Education may be best weapon against school shootings

Dec 16, 12

(Image credit: ATruthSoldier.wordpress.com)

 

I don’t know any other way to start a post about what happened at Sandy Hook Elementary School this past week than to say “I’m sorry” and that so many peoples’ thoughts and prayers are with the victims and their families. I know that’s not even close to being enough. I wish we could do so much more.

I remember when I was in fourth grade and getting ready to start at a new school…a school that was K-12. My parents set me down the night before and had a serious conversation with me about drugs. I had never thought about drugs before. I didn’t know what marijuana was or how to spell it. I wouldn’t have known where to get any weed or what to do with it if I had it in my hand.

All that said, my parents thought it was important for me to be aware in case I might see drugs or be approached by someone trying to sell them at my new school. Now, I was going to a small, private school and looking back it seems kind of laughable that anyone there would have tried to sell drugs to a fourth grader. But this was just a few years into the War on Drugs. Just a few years since Nancy Reagan had launched the Say No to Drugs campaign. And my parents just wanted to make sure I was aware. They weren’t the only ones. A year later in fifth grade, we had a DARE officer come to our school to teach us to Just Say No. After that, there was no way I, or any of my classmates for that matter, could say we didn’t know about drugs, the potential effects and the warning signs.

I remember when I was in fifth grade and we started our AIDS curriculum in science class. One of the main reasons studying AIDS was mandatory was prevention, which won’t surprise you. But the reason there was such a need to state the obvious about how you got AIDS was that it wasn’t that obvious to so many people. Our teacher drilled into our heads all the misconceptions about how you got the disease. And the actual ways you could contract the virus. I still remember them. Sex, blood transfusion, sharing needles and being the child of an HIV carrier.

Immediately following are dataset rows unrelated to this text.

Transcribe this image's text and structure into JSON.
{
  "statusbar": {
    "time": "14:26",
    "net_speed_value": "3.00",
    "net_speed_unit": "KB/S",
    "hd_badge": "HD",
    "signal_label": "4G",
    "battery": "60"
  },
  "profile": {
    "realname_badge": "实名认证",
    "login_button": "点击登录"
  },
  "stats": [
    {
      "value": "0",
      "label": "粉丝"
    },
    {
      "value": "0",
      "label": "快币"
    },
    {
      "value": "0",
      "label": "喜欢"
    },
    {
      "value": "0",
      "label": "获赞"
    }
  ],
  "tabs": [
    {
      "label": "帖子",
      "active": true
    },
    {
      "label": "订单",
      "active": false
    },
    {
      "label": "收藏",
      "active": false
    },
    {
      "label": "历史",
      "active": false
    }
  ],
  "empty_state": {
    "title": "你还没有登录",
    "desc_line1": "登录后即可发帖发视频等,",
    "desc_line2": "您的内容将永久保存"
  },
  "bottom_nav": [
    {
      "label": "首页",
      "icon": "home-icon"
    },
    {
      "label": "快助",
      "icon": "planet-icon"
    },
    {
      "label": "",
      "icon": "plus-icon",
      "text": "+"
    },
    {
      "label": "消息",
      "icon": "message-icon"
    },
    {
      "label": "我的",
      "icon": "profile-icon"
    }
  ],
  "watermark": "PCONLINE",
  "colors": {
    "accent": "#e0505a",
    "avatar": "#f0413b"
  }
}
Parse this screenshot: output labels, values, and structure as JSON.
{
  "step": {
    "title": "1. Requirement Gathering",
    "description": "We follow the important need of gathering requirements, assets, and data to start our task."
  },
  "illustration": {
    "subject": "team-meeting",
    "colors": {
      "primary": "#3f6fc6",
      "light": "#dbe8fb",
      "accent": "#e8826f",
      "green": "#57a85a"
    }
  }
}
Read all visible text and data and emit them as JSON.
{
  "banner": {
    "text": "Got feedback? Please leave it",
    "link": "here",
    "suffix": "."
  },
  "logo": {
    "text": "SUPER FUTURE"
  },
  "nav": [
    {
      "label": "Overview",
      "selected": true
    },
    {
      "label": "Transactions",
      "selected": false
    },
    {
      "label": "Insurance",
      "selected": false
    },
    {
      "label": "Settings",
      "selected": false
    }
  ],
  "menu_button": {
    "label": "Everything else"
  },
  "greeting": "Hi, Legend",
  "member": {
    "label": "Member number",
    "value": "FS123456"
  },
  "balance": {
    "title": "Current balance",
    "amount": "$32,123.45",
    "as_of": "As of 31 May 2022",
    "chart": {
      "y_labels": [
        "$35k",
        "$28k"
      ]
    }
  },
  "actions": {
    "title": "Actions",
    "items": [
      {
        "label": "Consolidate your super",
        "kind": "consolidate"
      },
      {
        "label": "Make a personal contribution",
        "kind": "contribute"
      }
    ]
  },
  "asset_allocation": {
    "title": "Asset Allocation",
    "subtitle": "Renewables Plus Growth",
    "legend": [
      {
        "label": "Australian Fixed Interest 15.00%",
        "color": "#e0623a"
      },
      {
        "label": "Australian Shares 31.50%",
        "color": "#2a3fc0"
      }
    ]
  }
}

That same year, Magic Johnson announced he had AIDS. A year or two later, my parents took me to see Philadelphia. This disease had been so taboo to so many in the 1980s and early 90s. But by the time I was in sixth grade, I felt completely comfortable having a conversation about AIDS…and could probably have told most adults more than they knew about it.

People don’t like to talk about mental illness. It’s considered a sign of weakness. It requires asking for help or confronting someone close to you. Some people just don’t believe in it. But what if we did start talking about it?

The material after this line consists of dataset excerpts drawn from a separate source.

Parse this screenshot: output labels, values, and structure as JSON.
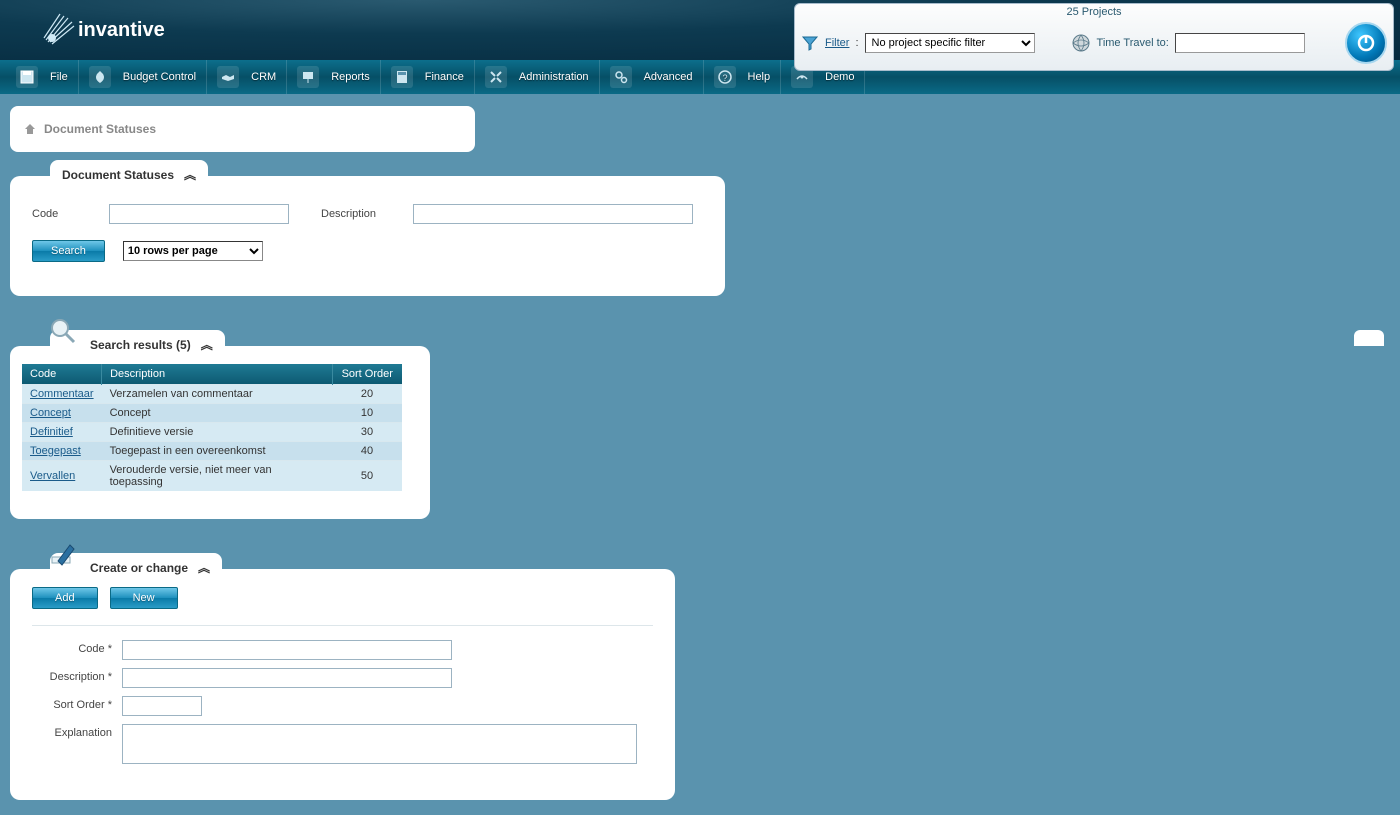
{
  "logo_text": "invantive",
  "top_toolbar": {
    "title": "25 Projects",
    "filter_label": "Filter",
    "filter_select_value": "No project specific filter",
    "timetravel_label": "Time Travel to:",
    "timetravel_value": ""
  },
  "menu": [
    {
      "label": "File"
    },
    {
      "label": "Budget Control"
    },
    {
      "label": "CRM"
    },
    {
      "label": "Reports"
    },
    {
      "label": "Finance"
    },
    {
      "label": "Administration"
    },
    {
      "label": "Advanced"
    },
    {
      "label": "Help"
    },
    {
      "label": "Demo"
    }
  ],
  "breadcrumb": {
    "title": "Document Statuses"
  },
  "search_panel": {
    "title": "Document Statuses",
    "code_label": "Code",
    "description_label": "Description",
    "search_button": "Search",
    "rows_select_value": "10 rows per page"
  },
  "results_panel": {
    "title": "Search results (5)",
    "columns": [
      "Code",
      "Description",
      "Sort Order"
    ],
    "rows": [
      {
        "code": "Commentaar",
        "description": "Verzamelen van commentaar",
        "sort": "20"
      },
      {
        "code": "Concept",
        "description": "Concept",
        "sort": "10"
      },
      {
        "code": "Definitief",
        "description": "Definitieve versie",
        "sort": "30"
      },
      {
        "code": "Toegepast",
        "description": "Toegepast in een overeenkomst",
        "sort": "40"
      },
      {
        "code": "Vervallen",
        "description": "Verouderde versie, niet meer van toepassing",
        "sort": "50"
      }
    ]
  },
  "create_panel": {
    "title": "Create or change",
    "add_button": "Add",
    "new_button": "New",
    "code_label": "Code *",
    "description_label": "Description *",
    "sort_label": "Sort Order *",
    "explanation_label": "Explanation"
  }
}
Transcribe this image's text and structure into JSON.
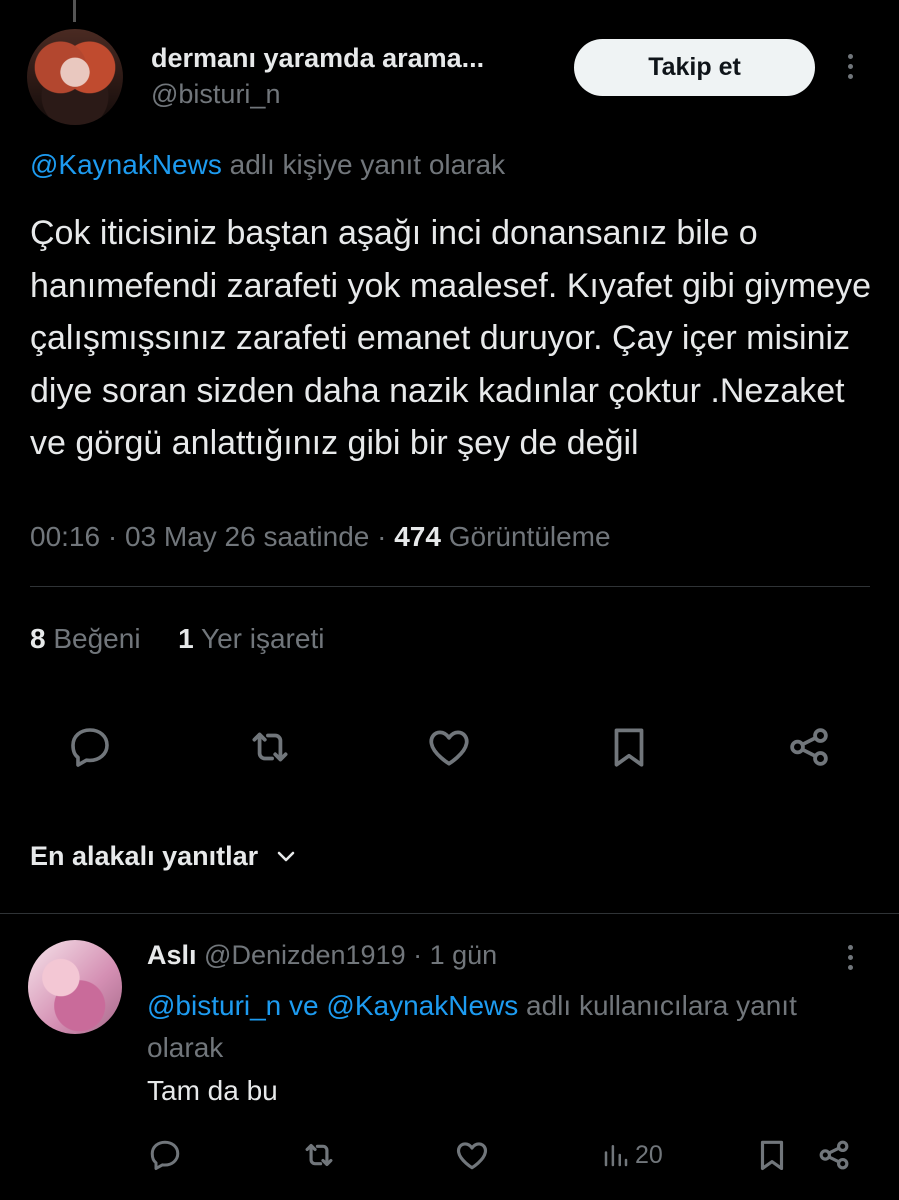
{
  "tweet": {
    "author": {
      "display_name": "dermanı yaramda arama...",
      "handle": "@bisturi_n"
    },
    "follow_label": "Takip et",
    "replying_to": {
      "mention": "@KaynakNews",
      "suffix": " adlı kişiye yanıt olarak"
    },
    "text": "Çok iticisiniz baştan aşağı inci donansanız bile o hanımefendi zarafeti yok maalesef. Kıyafet gibi giymeye çalışmışsınız zarafeti emanet duruyor. Çay içer misiniz diye soran sizden daha nazik kadınlar çoktur .Nezaket ve görgü anlattığınız gibi bir şey de değil",
    "timestamp": "00:16 · 03 May 26 saatinde · ",
    "views_count": "474",
    "views_label": " Görüntüleme",
    "likes_count": "8",
    "likes_label": "Beğeni",
    "bookmarks_count": "1",
    "bookmarks_label": "Yer işareti",
    "actions": [
      "reply-icon",
      "retweet-icon",
      "like-icon",
      "bookmark-icon",
      "share-icon"
    ]
  },
  "sort": {
    "label": "En alakalı yanıtlar",
    "icon": "chevron-down-icon"
  },
  "reply": {
    "author_name": "Aslı",
    "handle": "@Denizden1919",
    "age": "1 gün",
    "replying_mention_1": "@bisturi_n",
    "replying_ve": " ve ",
    "replying_mention_2": "@KaynakNews",
    "replying_suffix": " adlı kullanıcılara yanıt olarak",
    "text": "Tam da bu",
    "views": "20"
  },
  "colors": {
    "background": "#000000",
    "text": "#e7e9ea",
    "secondary": "#71767b",
    "link": "#1d9bf0",
    "divider": "#2f3336",
    "button_bg": "#eff3f4"
  }
}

What if we started discussing mental health issues with our children? What if there was a required curriculum on mental illness and how the brain works in our middle schools? What if we even looked into imposing a mandatory psychiatric screening for all students as they move into their teen-age years, if not sooner?

It’s by no means a perfect solution. But we need to do something. And while I would be all for stricter gun laws, people like the killers we have seen in Newtown and Virginia Tech would have found guns anyway. I firmly believe that.

What if we armed our kids with education? The signs to look for in a person that might indicate they need help with a mental issue. The knowledge that if they are feeling depressed or worse, they’re not the only ones. The importance of getting help for themselves or their friends before things get out of control. The number or person they can contact if they think someone is a danger to those around him/her.

Maybe I’m being idealistic. But maybe if we start having the mental illness conversation more openly in our homes and our schools, there’s a chance we could stop the next senseless killing before it’s too late.